There has been a lot written about the political wisdom of Russ Feingold’s censure resolution, and we know that Arlen Specter will grant a Senate Judiciary Committee hearing on Feingold’s proposal this week. Yet Specter is already making noises that he will smack Feingold down and not let him build up too much a head of steam, because Specter thinks it is premature to move in Feingold’s direction until he, Specter, can try and get his own proposal through Congress on reining in the White House’s domestic spying abuses. We can safely assume that Specter will try and fail to pass a requirement that the FISA court provide oversight of Bush’s illegalities here, since Specter, as many of you have noted, is all talk and little action.
But assuming that Feingold's resolution runs into opposition this week because it deals with an issue for which the jury is still out (the NSA spying issue), perhaps Feingold can pivot and catch Specter off guard by
reframing the reason for his proposal onto ground that is already established: unchecked executive power not granted in the Constitution. Even if Specter and the rest of the GOP enablers want to hide behind a yet-to-be-concluded inquiry and resolution aimed at dealing with the specific issue of NSA spying, there isn’t one GOP senator who could justify letting Bush decide the true meaning of Congress when he issues his bill signing statements. A case in point was this past week, when it was reported that Bush signed the Patriot Act extension and decided in his bill signing statement that he wouldn’t necessarily comply with its reporting requirements to Congress on how the FBI was using the Act’s powers.

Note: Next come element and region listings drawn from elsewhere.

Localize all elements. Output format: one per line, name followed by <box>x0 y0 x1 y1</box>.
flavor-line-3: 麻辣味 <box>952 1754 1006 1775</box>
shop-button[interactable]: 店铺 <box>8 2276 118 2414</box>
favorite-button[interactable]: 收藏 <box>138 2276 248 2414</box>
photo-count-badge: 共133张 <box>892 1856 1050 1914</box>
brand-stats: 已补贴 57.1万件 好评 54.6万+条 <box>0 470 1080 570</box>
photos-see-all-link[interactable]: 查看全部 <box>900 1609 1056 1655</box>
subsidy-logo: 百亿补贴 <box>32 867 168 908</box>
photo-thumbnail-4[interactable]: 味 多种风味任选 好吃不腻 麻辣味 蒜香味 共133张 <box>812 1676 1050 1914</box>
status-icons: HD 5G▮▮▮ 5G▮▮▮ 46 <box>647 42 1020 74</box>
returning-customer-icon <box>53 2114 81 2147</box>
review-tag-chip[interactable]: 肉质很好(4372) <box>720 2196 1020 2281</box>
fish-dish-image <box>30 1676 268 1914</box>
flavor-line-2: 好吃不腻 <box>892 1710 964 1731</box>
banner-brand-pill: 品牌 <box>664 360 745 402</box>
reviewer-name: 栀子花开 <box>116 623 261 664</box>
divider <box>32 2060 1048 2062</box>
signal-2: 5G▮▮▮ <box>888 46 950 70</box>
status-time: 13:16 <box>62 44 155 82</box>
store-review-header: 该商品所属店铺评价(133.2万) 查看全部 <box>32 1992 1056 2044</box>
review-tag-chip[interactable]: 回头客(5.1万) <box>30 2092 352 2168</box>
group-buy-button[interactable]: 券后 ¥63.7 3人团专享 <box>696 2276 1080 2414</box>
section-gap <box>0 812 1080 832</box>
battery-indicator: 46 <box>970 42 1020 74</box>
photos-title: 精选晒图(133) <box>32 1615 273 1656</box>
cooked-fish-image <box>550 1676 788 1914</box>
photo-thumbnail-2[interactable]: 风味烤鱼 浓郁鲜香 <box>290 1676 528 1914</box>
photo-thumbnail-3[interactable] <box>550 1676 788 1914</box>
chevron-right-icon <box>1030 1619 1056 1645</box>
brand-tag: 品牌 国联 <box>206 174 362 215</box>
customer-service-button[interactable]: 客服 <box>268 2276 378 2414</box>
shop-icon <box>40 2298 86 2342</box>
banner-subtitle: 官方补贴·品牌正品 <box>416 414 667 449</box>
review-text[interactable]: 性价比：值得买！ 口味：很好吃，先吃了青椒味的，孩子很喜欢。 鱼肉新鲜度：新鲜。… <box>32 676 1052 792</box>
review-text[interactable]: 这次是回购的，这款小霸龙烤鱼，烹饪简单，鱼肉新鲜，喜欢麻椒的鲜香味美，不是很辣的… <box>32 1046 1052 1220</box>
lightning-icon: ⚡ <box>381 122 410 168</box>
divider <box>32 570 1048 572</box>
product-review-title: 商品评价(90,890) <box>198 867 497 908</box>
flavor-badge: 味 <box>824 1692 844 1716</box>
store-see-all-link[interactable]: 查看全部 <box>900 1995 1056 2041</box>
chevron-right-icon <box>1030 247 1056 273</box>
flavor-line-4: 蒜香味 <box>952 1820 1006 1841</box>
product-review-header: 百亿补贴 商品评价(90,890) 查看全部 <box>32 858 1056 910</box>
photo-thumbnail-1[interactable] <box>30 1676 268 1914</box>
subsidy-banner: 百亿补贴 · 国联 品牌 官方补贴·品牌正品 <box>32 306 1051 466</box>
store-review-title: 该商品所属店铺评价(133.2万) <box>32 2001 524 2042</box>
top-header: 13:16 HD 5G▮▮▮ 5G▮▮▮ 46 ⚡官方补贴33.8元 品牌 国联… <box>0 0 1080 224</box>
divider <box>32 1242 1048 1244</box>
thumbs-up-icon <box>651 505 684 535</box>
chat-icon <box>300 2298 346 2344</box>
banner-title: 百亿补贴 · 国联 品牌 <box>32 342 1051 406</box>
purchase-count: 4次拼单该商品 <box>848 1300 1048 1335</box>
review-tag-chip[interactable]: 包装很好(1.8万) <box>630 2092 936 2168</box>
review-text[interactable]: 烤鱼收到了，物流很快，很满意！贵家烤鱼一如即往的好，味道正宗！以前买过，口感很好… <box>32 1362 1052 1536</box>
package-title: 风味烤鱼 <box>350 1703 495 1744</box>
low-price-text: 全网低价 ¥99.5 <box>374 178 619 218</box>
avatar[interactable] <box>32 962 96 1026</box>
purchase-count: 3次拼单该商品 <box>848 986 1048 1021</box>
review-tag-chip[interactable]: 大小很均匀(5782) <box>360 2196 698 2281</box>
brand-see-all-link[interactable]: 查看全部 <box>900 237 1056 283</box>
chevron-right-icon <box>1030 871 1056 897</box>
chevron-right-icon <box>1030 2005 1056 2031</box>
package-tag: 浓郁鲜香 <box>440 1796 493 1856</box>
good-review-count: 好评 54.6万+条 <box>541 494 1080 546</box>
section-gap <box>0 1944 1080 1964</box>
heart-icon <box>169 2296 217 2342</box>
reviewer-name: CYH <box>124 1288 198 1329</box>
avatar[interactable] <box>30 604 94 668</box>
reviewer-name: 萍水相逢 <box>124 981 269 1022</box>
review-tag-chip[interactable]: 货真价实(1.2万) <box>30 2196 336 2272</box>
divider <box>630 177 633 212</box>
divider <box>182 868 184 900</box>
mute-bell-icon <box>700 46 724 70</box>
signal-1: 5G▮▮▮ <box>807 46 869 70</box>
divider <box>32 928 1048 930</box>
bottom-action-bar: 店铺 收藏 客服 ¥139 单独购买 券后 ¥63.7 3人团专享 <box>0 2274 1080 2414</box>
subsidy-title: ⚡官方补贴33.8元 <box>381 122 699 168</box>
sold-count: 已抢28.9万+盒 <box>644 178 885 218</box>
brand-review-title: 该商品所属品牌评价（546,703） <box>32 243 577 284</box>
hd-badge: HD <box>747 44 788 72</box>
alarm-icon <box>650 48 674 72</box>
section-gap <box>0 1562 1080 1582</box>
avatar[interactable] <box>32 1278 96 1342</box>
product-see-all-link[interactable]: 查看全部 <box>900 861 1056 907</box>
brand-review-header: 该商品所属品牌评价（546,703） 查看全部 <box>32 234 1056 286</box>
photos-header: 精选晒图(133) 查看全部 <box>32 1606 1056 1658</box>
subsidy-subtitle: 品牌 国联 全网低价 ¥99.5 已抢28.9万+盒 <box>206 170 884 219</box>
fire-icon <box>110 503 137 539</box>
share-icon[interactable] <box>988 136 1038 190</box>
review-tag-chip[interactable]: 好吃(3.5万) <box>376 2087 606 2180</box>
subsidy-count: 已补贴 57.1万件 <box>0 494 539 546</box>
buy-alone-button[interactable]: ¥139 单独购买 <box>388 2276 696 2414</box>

If I were Feingold, I would challenge any GOP senator next week to support Bush’s actions here, and would broaden the basis for the censure resolution beyond the NSA spying program into the area of unchecked executive power, and make Specter and the rest of the GOP committee sycophants side with Bush clearly on this issue for the fall campaign. It will be politically easier to make a case against the White House and the Senate GOP incumbents this fall that a president who is no longer trusted shouldn’t be granted rubber-stamp authority to shred the Constitution by a GOP Congress, than it would be to fight this issue out on the more narrower but base-pleasing issue of domestic spying.